Konflik Timur Tengah, Kunjungan Wisman ke Bali Turun 800 Orang per Hari

 Gana Buana
05/3/2026 15:04
Konflik Timur Tengah, Kunjungan Wisman ke Bali Turun 800 Orang per Hari
Kunjungan wisman turun 800 orang/hari & 35 penerbangan di Bandara Ngurah Rai batal.(Antara)

ESKALASI konflik antara Amerika Serikat-Israel dengan Iran di kawasan Timur Tengah mulai memberikan dampak nyata bagi sektor pariwisata di Indonesia. Gubernur Bali, Wayan Koster, mengungkapkan bahwa ketegangan geopolitik tersebut telah memicu penurunan signifikan pada jumlah kunjungan wisatawan mancanegara (wisman) ke Pulau Dewata.

Berdasarkan pantauan dalam empat hari terakhir, tercatat rata-rata penurunan mencapai ratusan orang setiap harinya, terutama mereka yang berasal dari kawasan Timur Tengah.

“Terjadi penurunan kunjungan wisman dalam empat hari ini. Dalam satu hari itu kira-kira 800-an orang yang dari Timur Tengah,” ujar Koster di sela aksi Korve Bersih Sampah di Pantai Jimbaran, Badung, Kamis (5/3).

Wisman Eropa Alihkan Rute Penerbangan

Gubernur Koster menjelaskan bahwa dampak konflik ini tidak hanya memukul pasar Timur Tengah, tetapi juga memengaruhi pola perjalanan wisatawan asal Eropa. Selama ini, sebagian besar wisman Eropa menggunakan maskapai asal Timur Tengah dan melakukan transit di hub besar seperti Dubai atau Doha karena keterbatasan penerbangan langsung ke Bali.

Meski demikian, Koster optimis pasar Eropa tetap bisa bertahan dengan melakukan penyesuaian rute perjalanan melalui hub di Asia Tenggara.

“Kalau yang Eropa pasti akan menyesuaikan rute keberangkatan. Yang tadinya lewat Dubai atau Doha, mereka akan beralih ke Singapura atau Thailand,” jelasnya.

Ia menambahkan bahwa saat ini hanya penerbangan dari Rusia yang memiliki akses langsung ke Bali. Sementara negara Eropa lainnya yang biasanya transit di Timur Tengah terpaksa mencari alternatif karena penutupan sejumlah ruang udara di wilayah konflik.

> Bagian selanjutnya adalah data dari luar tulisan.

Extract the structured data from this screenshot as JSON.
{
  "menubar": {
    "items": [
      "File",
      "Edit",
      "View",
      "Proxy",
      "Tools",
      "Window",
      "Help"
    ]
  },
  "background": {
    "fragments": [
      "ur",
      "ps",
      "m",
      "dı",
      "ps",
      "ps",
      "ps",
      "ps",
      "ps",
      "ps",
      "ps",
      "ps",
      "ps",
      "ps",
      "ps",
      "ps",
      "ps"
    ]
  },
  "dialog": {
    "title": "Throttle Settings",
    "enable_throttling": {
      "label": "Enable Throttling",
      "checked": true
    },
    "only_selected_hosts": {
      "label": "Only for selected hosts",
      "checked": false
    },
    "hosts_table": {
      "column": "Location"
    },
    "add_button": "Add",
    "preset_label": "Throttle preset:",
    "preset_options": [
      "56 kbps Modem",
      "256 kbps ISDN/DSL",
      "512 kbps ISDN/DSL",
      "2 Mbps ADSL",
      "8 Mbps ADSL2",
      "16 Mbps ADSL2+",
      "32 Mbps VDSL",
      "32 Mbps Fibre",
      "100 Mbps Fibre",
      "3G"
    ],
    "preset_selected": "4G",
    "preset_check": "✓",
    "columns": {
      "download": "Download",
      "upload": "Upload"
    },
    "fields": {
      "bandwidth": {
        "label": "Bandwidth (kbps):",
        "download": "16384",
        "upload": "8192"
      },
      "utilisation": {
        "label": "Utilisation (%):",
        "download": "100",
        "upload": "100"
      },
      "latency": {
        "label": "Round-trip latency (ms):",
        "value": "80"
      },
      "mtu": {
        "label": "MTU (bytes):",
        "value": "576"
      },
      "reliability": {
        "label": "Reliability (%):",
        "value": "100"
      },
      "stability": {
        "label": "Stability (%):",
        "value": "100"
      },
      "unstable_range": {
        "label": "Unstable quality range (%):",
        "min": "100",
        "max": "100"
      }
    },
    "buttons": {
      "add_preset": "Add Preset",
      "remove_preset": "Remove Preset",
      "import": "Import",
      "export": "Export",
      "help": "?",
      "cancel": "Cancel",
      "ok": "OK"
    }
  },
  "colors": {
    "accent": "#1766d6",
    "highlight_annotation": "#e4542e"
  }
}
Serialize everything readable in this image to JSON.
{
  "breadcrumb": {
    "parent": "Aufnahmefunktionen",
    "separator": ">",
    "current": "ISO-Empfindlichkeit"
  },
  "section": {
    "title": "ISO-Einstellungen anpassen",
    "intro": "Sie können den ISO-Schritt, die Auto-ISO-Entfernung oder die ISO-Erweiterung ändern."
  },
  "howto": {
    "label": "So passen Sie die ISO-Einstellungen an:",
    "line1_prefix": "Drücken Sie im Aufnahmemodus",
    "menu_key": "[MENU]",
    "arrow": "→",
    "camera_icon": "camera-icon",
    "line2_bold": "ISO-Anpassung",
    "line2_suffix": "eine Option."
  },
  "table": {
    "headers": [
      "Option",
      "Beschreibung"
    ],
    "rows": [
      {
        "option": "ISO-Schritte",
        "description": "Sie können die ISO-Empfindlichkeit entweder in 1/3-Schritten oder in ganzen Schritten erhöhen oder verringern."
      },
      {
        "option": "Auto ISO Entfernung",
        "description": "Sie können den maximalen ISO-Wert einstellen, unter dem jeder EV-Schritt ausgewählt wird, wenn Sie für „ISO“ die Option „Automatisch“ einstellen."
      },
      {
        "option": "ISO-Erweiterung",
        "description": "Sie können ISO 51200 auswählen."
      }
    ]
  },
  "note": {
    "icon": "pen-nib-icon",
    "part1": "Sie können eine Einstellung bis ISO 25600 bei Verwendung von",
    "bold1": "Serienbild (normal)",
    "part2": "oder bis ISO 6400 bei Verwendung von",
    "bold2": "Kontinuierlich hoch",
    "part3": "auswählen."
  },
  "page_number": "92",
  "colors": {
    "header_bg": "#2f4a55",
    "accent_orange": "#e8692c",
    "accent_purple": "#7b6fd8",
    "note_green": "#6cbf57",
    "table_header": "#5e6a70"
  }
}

Data Pembatalan Penerbangan di Bandara Ngurah Rai

Berdasarkan data otoritas Bandara Internasional I Gusti Ngurah Rai periode 28 Februari hingga 4 Maret 2026, tercatat 35 penerbangan internasional batal akibat penutupan ruang udara di Timur Tengah. Berikut rincian pembatalan kedatangan:

Maskapai Rute Jumlah Batal
Etihad Airways Abu Dhabi (AUH) - Denpasar (DPS) 3 Kali
Emirates Dubai (DXB) - Denpasar (DPS) 6 Kali
Qatar Airways Doha (DOH) - Denpasar (DPS) 6 Kali

Harapan Pemprov Bali Terkait Eskalasi Geopolitik

Pemerintah Provinsi Bali berharap ketegangan di Timur Tengah segera mereda agar tidak memberikan dampak jangka panjang bagi pemulihan ekonomi di sektor pariwisata. Koster menekankan bahwa stabilitas rute penerbangan sangat krusial bagi kepastian kedatangan wisatawan.

“Mudah-mudahan cepat berhenti konfliknya. Dampaknya terasa sekarang, tapi nanti pasti ada konsolidasi perbaikan rute. Mudah-mudahan bisa segera stabil kembali,” pungkasnya.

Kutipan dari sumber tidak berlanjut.